Recent headlines out of Duluth haven’t been pretty — except when they’ve been over pictures of the Tiffany window that the city may auction off to get out of a $6.5 million budget hole. City officials’ efforts to sell off another public asset — parkland along picturesque Park Point — puts Duluth in the same league as one of the Twin Cities metro area’s tiniest towns: little Lilydale, Minn.

That mini-municipality decided last spring to put up for sale a less-than-one-acre park parcel on a bluff overlooking the Mississippi River as a way to erase its own $230,000 debt in one fell swoop. (UPDATE: Lilydale City Clerk Joan Olin informs MnIndy: “We are selling the property. The current amount is $249,000. With the market as it is, it has not yet sold.”) In both cases the properties had been donated as dedicated city parkland, but legal oversights left them vulnerable to re-purposing as cash cows.

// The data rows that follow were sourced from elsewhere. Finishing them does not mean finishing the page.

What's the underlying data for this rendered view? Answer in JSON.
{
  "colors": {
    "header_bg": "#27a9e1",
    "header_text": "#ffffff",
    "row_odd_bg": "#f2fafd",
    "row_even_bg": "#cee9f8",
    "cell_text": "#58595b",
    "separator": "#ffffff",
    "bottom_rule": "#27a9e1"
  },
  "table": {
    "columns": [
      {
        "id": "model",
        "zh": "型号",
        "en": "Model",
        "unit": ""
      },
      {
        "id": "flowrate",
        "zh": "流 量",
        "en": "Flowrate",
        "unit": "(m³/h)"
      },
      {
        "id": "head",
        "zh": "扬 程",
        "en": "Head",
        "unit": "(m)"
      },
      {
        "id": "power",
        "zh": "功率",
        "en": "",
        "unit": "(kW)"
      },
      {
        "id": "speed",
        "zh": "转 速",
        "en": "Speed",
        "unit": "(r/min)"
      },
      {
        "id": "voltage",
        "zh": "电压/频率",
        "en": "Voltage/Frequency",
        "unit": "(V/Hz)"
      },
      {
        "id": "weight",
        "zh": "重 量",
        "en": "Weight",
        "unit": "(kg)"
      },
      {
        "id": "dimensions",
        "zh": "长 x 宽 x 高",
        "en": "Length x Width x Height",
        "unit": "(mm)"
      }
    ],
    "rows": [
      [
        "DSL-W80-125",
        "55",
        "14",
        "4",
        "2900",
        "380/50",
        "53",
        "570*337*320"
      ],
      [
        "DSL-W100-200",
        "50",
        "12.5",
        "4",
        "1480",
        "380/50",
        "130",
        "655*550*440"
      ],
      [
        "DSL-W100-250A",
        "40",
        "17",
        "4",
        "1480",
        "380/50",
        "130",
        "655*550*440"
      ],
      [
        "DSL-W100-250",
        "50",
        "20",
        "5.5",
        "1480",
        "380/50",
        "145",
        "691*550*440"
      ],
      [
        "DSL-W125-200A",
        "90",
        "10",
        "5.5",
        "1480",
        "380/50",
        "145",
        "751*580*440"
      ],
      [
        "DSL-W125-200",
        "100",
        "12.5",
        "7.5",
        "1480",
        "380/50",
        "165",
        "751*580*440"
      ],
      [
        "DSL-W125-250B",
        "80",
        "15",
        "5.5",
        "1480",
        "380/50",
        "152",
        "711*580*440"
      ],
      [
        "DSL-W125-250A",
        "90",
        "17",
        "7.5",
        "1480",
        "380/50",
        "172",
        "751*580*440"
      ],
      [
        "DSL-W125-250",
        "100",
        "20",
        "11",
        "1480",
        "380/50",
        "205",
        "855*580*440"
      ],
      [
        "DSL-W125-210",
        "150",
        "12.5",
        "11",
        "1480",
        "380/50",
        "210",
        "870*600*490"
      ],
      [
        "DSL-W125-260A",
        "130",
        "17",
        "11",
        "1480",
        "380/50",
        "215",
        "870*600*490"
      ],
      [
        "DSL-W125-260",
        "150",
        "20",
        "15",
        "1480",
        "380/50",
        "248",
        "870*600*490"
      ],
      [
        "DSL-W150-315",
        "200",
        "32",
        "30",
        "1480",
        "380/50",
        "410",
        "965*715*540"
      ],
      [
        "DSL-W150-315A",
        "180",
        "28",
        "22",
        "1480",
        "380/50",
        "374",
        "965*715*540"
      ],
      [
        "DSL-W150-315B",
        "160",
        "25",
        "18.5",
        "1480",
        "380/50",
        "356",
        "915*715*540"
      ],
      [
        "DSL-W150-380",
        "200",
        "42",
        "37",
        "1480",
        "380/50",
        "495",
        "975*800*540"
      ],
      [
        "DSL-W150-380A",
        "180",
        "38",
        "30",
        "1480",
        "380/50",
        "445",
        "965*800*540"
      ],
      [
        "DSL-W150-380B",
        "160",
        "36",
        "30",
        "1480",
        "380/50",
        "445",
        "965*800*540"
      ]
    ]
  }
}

Even amid sizable city layoffs, fire truck decommissionings, and library and school cutbacks, the sale of the parkland and the Tiffany window have attracted attention as marquee public assets, the sale of which would be key money-makers in the effort to balance the city’s budget. Duluth councilors put off a decision on the window Monday but voted to rezone the parkland for residential development, hoping to unload the 425 feet of Lake Superior frontage for $1.5 million. That’s half the world-record $3 million take they expect to get for “Minnehaha,” the Tiffany window.

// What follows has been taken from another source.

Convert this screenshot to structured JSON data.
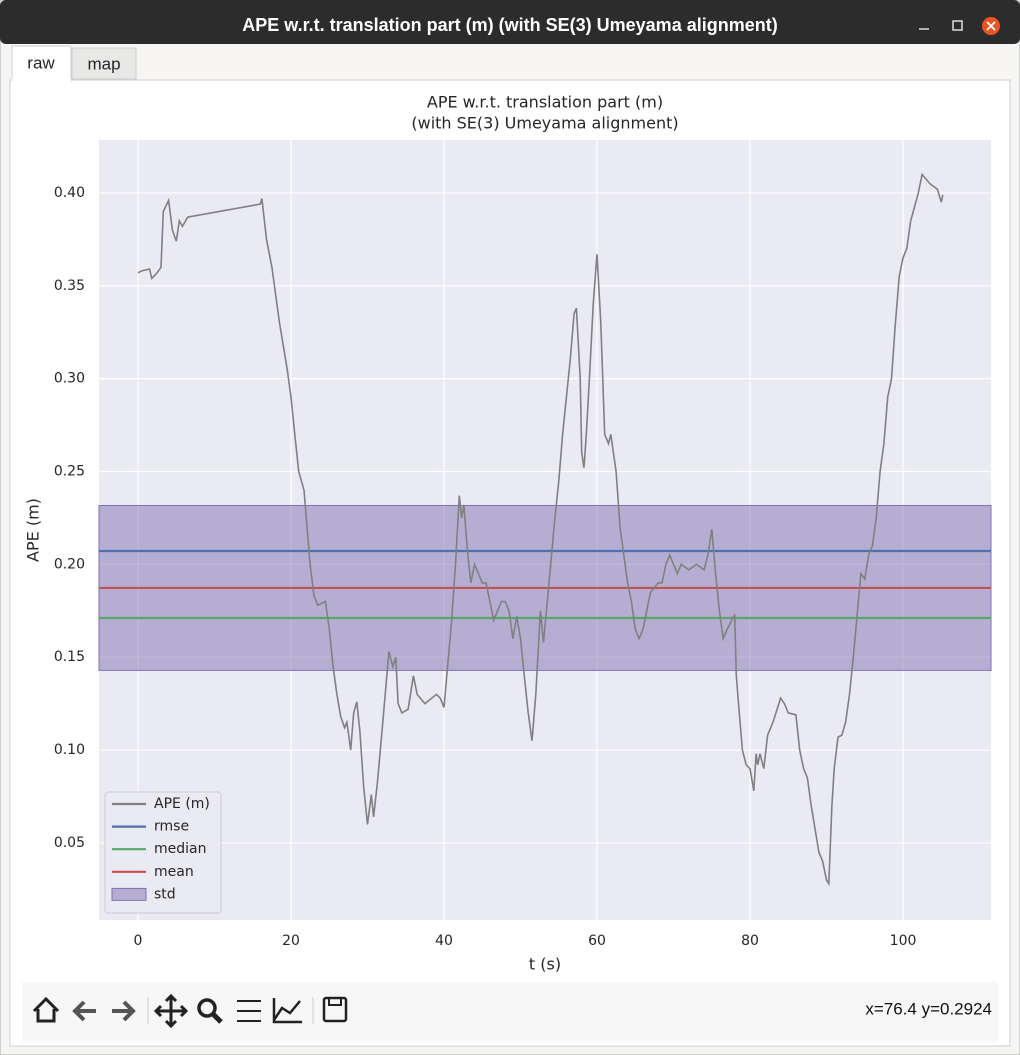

“Minnehaha” will head to an auction house for an October sale if no local buyer comes forward by Sept. 17. Environmental groups don’t have much more time to seal a deal for the parkland, and the city’s rezoning action may have upped the pricetag beyond the reach of nonprofit purses. The state Department of Natural Resources, which already owns 18 acres of forest on Park Point, has so far demurred on buying the property.

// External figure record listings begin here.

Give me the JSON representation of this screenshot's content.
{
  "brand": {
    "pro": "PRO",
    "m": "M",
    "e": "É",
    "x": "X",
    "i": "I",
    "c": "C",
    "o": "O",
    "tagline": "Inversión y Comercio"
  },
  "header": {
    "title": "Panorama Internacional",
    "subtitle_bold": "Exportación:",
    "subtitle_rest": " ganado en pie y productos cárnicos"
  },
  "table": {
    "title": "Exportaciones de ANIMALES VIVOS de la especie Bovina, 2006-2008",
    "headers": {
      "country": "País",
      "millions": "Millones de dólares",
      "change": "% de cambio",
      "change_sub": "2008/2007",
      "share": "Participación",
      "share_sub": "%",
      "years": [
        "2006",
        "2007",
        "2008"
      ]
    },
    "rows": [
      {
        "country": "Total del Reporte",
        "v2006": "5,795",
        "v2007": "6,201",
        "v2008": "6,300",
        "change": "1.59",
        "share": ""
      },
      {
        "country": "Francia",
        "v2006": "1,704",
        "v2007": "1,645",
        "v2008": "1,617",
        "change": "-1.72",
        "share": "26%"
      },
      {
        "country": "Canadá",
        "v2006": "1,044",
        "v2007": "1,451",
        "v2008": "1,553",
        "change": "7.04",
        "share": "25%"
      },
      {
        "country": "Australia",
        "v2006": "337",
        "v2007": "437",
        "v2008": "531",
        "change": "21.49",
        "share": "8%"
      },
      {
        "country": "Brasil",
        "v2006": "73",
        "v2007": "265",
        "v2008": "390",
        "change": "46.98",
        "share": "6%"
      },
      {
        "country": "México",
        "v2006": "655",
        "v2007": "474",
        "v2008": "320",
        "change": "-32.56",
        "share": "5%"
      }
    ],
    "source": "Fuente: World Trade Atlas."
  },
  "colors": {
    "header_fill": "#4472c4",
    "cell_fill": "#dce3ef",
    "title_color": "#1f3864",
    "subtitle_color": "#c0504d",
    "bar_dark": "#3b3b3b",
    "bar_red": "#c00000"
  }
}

Park Point native and current resident Jake Kapsner tells the Minnesota Independent that he understands the difficult financial position Duluth Mayor Don Ness and city councilors find themselves in, as they make cuts in basic city services. But still, Kapsner said, he wonders about selling off public assets like parkland and art: “What do you get rid of to solve [what may be] temporary situations?”